Data breaches are common today and they’re only increasing in frequency. Now that dozens if not hundreds of companies have your data, these breaches can affect your personal security. In light of that risk, you should know what to do if you’re involved in a data breach.
Businesses in all 50 states are legally required to tell you if your data was part of a breach. If you get one of these notifications in your email, double-check the sender and look the event up to verify it’s real. If it is, follow these seven steps.
1. Change Your Passwords
If you were part of a breach, the first thing you should do is change your passwords on every online account. Even though most people know better, 65% of users today use the same password or a variation across multiple accounts. That means if a hacker got a password to one of your accounts in a data breach, they could use it to access another one.
You can prevent breaches from spreading by using different passwords for each account. If you’re worried you’ll forget them — as 68% of people who reuse passwords are — try using a password manager to remember them for you.
“If a hacker got a password to one of your accounts in a data breach, they could use it to access another one”
2. Enable Multi-Factor Authentication
Using stronger passwords is an essential first step, but your security needs to go further. You should also enable multi-factor authentication (MFA) on any accounts that offer it to provide an additional layer of security.
MFA often works by sending you a text or email with a one-time code after you enter your password. It’s relatively simple but ensures even a breached password isn’t enough to break into your account. As a result, it stops up to 50% of account compromise attacks, so it’s worth the extra time.
3. Set Up a Fraud Alert
Next, it’s a good idea to contact one of the three credit bureaus — Equifax, Experian and TransUnion — to place a fraud alert on your credit report. When you do this, businesses must verify your identity before opening any new credit in your name. That extra verification step can prevent a cybercriminal from stealing your identity with breached information.
Fraud alerts are free and last for one year. You don’t have to contact all three bureaus, either. If you tell one to set up an alert, they will tell the other two to do the same.
4. Consider Freezing Your Credit
While you’re talking to the credit bureaus, you can go further and freeze your credit. Like a fraud alert, a credit freeze is free, but it goes a step beyond and makes it impossible to open a new line of credit in your name altogether.

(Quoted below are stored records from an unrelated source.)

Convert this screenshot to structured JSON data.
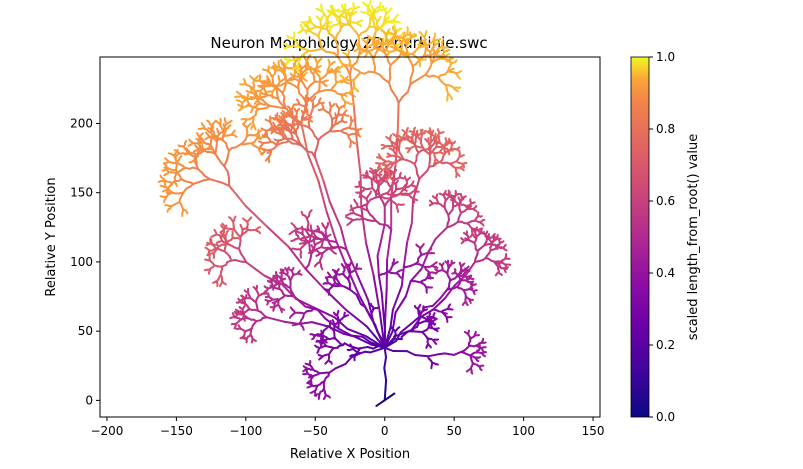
{
  "chart_data": {
    "type": "line",
    "title": "Neuron Morphology 2D: purkinje.swc",
    "xlabel": "Relative X Position",
    "ylabel": "Relative Y Position",
    "xlim": [
      -205,
      155
    ],
    "ylim": [
      -12,
      248
    ],
    "xticks": [
      -200,
      -150,
      -100,
      -50,
      0,
      50,
      100,
      150
    ],
    "yticks": [
      0,
      50,
      100,
      150,
      200
    ],
    "colormap": "plasma",
    "colorbar": {
      "label": "scaled length_from_root() value",
      "range": [
        0,
        1
      ],
      "ticks": [
        0.0,
        0.2,
        0.4,
        0.6,
        0.8,
        1.0
      ]
    },
    "soma_stub": {
      "x": [
        -6,
        7
      ],
      "y": [
        -4,
        5
      ],
      "value": 0.02
    },
    "tree": {
      "seed": 11,
      "root": [
        0,
        0
      ],
      "trunk_top": [
        0,
        38
      ],
      "branches": [
        {
          "x": 0,
          "y": 140
        },
        {
          "x": -25,
          "y": 80
        },
        {
          "x": -65,
          "y": 75
        },
        {
          "x": -85,
          "y": 60
        },
        {
          "x": -30,
          "y": 40
        },
        {
          "x": -40,
          "y": 20
        },
        {
          "x": -100,
          "y": 100
        },
        {
          "x": -112,
          "y": 155
        },
        {
          "x": -60,
          "y": 200
        },
        {
          "x": -25,
          "y": 235
        },
        {
          "x": -50,
          "y": 175
        },
        {
          "x": 25,
          "y": 160
        },
        {
          "x": 45,
          "y": 125
        },
        {
          "x": 65,
          "y": 100
        },
        {
          "x": 45,
          "y": 80
        },
        {
          "x": 55,
          "y": 35
        },
        {
          "x": 20,
          "y": 50
        },
        {
          "x": 10,
          "y": 215
        }
      ]
    }
  }
}
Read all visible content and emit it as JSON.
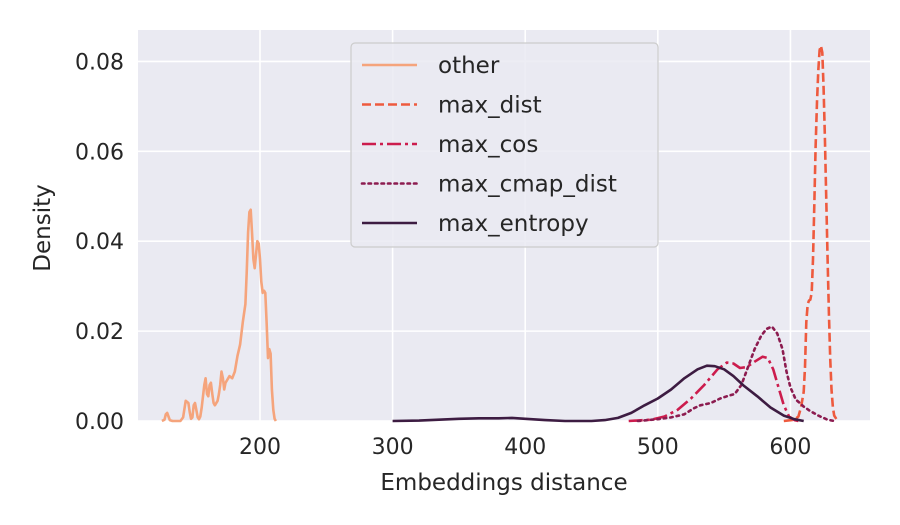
{
  "chart_data": {
    "type": "line",
    "title": "",
    "xlabel": "Embeddings distance",
    "ylabel": "Density",
    "xlim": [
      108,
      660
    ],
    "ylim": [
      0,
      0.087
    ],
    "xticks": [
      200,
      300,
      400,
      500,
      600
    ],
    "yticks": [
      0.0,
      0.02,
      0.04,
      0.06,
      0.08
    ],
    "xtick_labels": [
      "200",
      "300",
      "400",
      "500",
      "600"
    ],
    "ytick_labels": [
      "0.00",
      "0.02",
      "0.04",
      "0.06",
      "0.08"
    ],
    "grid": true,
    "legend_position": "top-center",
    "colors": {
      "background": "#eaeaf2",
      "grid": "#ffffff",
      "text": "#262626"
    },
    "series": [
      {
        "name": "other",
        "color": "#f5a47c",
        "dash": "solid",
        "points": [
          [
            126,
            0
          ],
          [
            128,
            0.0003
          ],
          [
            129,
            0.0015
          ],
          [
            130,
            0.0018
          ],
          [
            131,
            0.001
          ],
          [
            132,
            0.0002
          ],
          [
            134,
            0
          ],
          [
            140,
            0
          ],
          [
            142,
            0.0008
          ],
          [
            144,
            0.0045
          ],
          [
            146,
            0.004
          ],
          [
            147,
            0.002
          ],
          [
            148,
            0.0005
          ],
          [
            149,
            0.0008
          ],
          [
            150,
            0.0035
          ],
          [
            151,
            0.004
          ],
          [
            152,
            0.0025
          ],
          [
            153,
            0.0008
          ],
          [
            154,
            0.0004
          ],
          [
            155,
            0.001
          ],
          [
            156,
            0.003
          ],
          [
            158,
            0.008
          ],
          [
            159,
            0.0095
          ],
          [
            160,
            0.006
          ],
          [
            161,
            0.0055
          ],
          [
            162,
            0.008
          ],
          [
            163,
            0.0085
          ],
          [
            164,
            0.006
          ],
          [
            165,
            0.004
          ],
          [
            166,
            0.0035
          ],
          [
            168,
            0.0045
          ],
          [
            169,
            0.006
          ],
          [
            170,
            0.008
          ],
          [
            171,
            0.011
          ],
          [
            172,
            0.0095
          ],
          [
            173,
            0.007
          ],
          [
            174,
            0.0085
          ],
          [
            175,
            0.009
          ],
          [
            177,
            0.01
          ],
          [
            179,
            0.0095
          ],
          [
            181,
            0.011
          ],
          [
            183,
            0.0145
          ],
          [
            185,
            0.017
          ],
          [
            187,
            0.022
          ],
          [
            189,
            0.026
          ],
          [
            190,
            0.033
          ],
          [
            191,
            0.042
          ],
          [
            192,
            0.0465
          ],
          [
            193,
            0.047
          ],
          [
            194,
            0.042
          ],
          [
            195,
            0.036
          ],
          [
            196,
            0.034
          ],
          [
            197,
            0.037
          ],
          [
            198,
            0.04
          ],
          [
            199,
            0.0395
          ],
          [
            200,
            0.036
          ],
          [
            201,
            0.031
          ],
          [
            202,
            0.0285
          ],
          [
            203,
            0.029
          ],
          [
            204,
            0.0285
          ],
          [
            205,
            0.022
          ],
          [
            206,
            0.014
          ],
          [
            207,
            0.016
          ],
          [
            208,
            0.015
          ],
          [
            209,
            0.007
          ],
          [
            210,
            0.0025
          ],
          [
            211,
            0.0005
          ],
          [
            212,
            0
          ]
        ]
      },
      {
        "name": "max_dist",
        "color": "#ee5a3e",
        "dash": "dashed",
        "points": [
          [
            595,
            0
          ],
          [
            603,
            0.0003
          ],
          [
            606,
            0.001
          ],
          [
            608,
            0.003
          ],
          [
            610,
            0.0065
          ],
          [
            611,
            0.012
          ],
          [
            612,
            0.022
          ],
          [
            613,
            0.026
          ],
          [
            614,
            0.0268
          ],
          [
            615,
            0.027
          ],
          [
            616,
            0.0285
          ],
          [
            617,
            0.036
          ],
          [
            618,
            0.048
          ],
          [
            619,
            0.061
          ],
          [
            620,
            0.071
          ],
          [
            621,
            0.078
          ],
          [
            622,
            0.0825
          ],
          [
            623,
            0.0835
          ],
          [
            624,
            0.082
          ],
          [
            625,
            0.074
          ],
          [
            626,
            0.063
          ],
          [
            627,
            0.05
          ],
          [
            628,
            0.036
          ],
          [
            629,
            0.024
          ],
          [
            630,
            0.014
          ],
          [
            631,
            0.007
          ],
          [
            632,
            0.003
          ],
          [
            633,
            0.0012
          ],
          [
            635,
            0.0003
          ],
          [
            637,
            0
          ]
        ]
      },
      {
        "name": "max_cos",
        "color": "#cc1c4d",
        "dash": "dashdot",
        "points": [
          [
            478,
            0
          ],
          [
            495,
            0.0003
          ],
          [
            505,
            0.001
          ],
          [
            515,
            0.0025
          ],
          [
            525,
            0.005
          ],
          [
            535,
            0.008
          ],
          [
            545,
            0.0115
          ],
          [
            552,
            0.013
          ],
          [
            557,
            0.0128
          ],
          [
            562,
            0.0118
          ],
          [
            567,
            0.012
          ],
          [
            573,
            0.0132
          ],
          [
            579,
            0.0143
          ],
          [
            583,
            0.014
          ],
          [
            587,
            0.0115
          ],
          [
            591,
            0.0075
          ],
          [
            595,
            0.0035
          ],
          [
            599,
            0.001
          ],
          [
            603,
            0.0002
          ],
          [
            606,
            0
          ]
        ]
      },
      {
        "name": "max_cmap_dist",
        "color": "#8c1c50",
        "dash": "dotted",
        "points": [
          [
            485,
            0
          ],
          [
            500,
            0.0004
          ],
          [
            510,
            0.0008
          ],
          [
            520,
            0.0015
          ],
          [
            527,
            0.0028
          ],
          [
            532,
            0.0035
          ],
          [
            540,
            0.004
          ],
          [
            547,
            0.005
          ],
          [
            552,
            0.0055
          ],
          [
            558,
            0.006
          ],
          [
            563,
            0.008
          ],
          [
            568,
            0.012
          ],
          [
            573,
            0.016
          ],
          [
            578,
            0.019
          ],
          [
            582,
            0.0205
          ],
          [
            586,
            0.021
          ],
          [
            590,
            0.0195
          ],
          [
            594,
            0.016
          ],
          [
            597,
            0.011
          ],
          [
            600,
            0.0075
          ],
          [
            604,
            0.0048
          ],
          [
            610,
            0.0032
          ],
          [
            615,
            0.0022
          ],
          [
            621,
            0.0012
          ],
          [
            628,
            0.0003
          ],
          [
            633,
            0
          ]
        ]
      },
      {
        "name": "max_entropy",
        "color": "#3d1c42",
        "dash": "solid",
        "points": [
          [
            300,
            0
          ],
          [
            320,
            0.0001
          ],
          [
            335,
            0.0003
          ],
          [
            350,
            0.0005
          ],
          [
            365,
            0.0006
          ],
          [
            380,
            0.0006
          ],
          [
            390,
            0.0007
          ],
          [
            400,
            0.0005
          ],
          [
            415,
            0.0002
          ],
          [
            430,
            0
          ],
          [
            450,
            0
          ],
          [
            460,
            0.0002
          ],
          [
            470,
            0.0007
          ],
          [
            480,
            0.0018
          ],
          [
            490,
            0.0035
          ],
          [
            500,
            0.005
          ],
          [
            510,
            0.007
          ],
          [
            520,
            0.0095
          ],
          [
            530,
            0.0115
          ],
          [
            537,
            0.0123
          ],
          [
            543,
            0.0122
          ],
          [
            550,
            0.0115
          ],
          [
            557,
            0.01
          ],
          [
            565,
            0.0078
          ],
          [
            575,
            0.0055
          ],
          [
            585,
            0.003
          ],
          [
            595,
            0.0012
          ],
          [
            603,
            0.0004
          ],
          [
            610,
            0
          ]
        ]
      }
    ]
  }
}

Unlike a fraud alert, you’ll have to contact each credit bureau individually to freeze your credit. It’s also a more inconvenient option, as you won’t be able to open any new credit until you unfreeze it, but it’s more secure. Identity theft victims lose a median of $500, so it could be worth it to take this extra step.
“Identity theft victims lose a median of $500.”
5. Monitor Your Accounts
Even after taking these steps, you may still be vulnerable to further damage from the data breach. Consequently, you should keep a close eye on your bank accounts and any online profiles that hold your financial data. That way, you can spot potential threats sooner.
If you see something suspicious, like a purchase you didn’t make, contact your bank and explain the situation. You may have to cancel your credit or debit card to be safe. If you notice unusual activity on an online account, it’s also a good idea to change your password again, even if you’ve already done that earlier.
6. Protect Against Future Breaches
Once some time passes with no updates or suspicious activity, you’re likely in the clear for this data breach. However, that doesn’t mean you can become complacent about your security. Instead, take the opportunity to become more secure and prevent similar events in the future.
Using strong, unique passwords and MFA on all accounts is a good start. You should also consider what businesses you give your data to. Always make sure a service is trustworthy before giving it any permissions or information.
Even then, remember that 95% of data breaches are at least partially because of human error. That means even a secure service can mess up, so it’s best to give out as little information as possible in every instance to minimize the damage of a breach.
“Always make sure a service is trustworthy before giving it any permissions or information.”
7. Contact Relevant Authorities if Necessary
Finally, you may want to reach out to the authorities about the data breach. Maybe you haven’t heard anything from the company that experienced the breach or you’ve suffered some losses and wonder what to do next. Contacting law enforcement officials can help.
If you think you lost some sensitive information, you can report identity theft on IdentityTheft.gov to notify authorities and learn what to do. If nothing else, this ensures security professionals are paying attention to the case.
“If you think you lost some sensitive information, you can report identity theft on IdentityTheft.gov.”
Quick Action Is Key to Protecting Your Data
Data breaches can be highly damaging, and as an individual, you may feel helpless, but that’s not necessarily the case. If you follow these steps, you can keep your data and money safe. Time is of the essence when responding to a data breach notification. The sooner you take action, the safer you’ll be.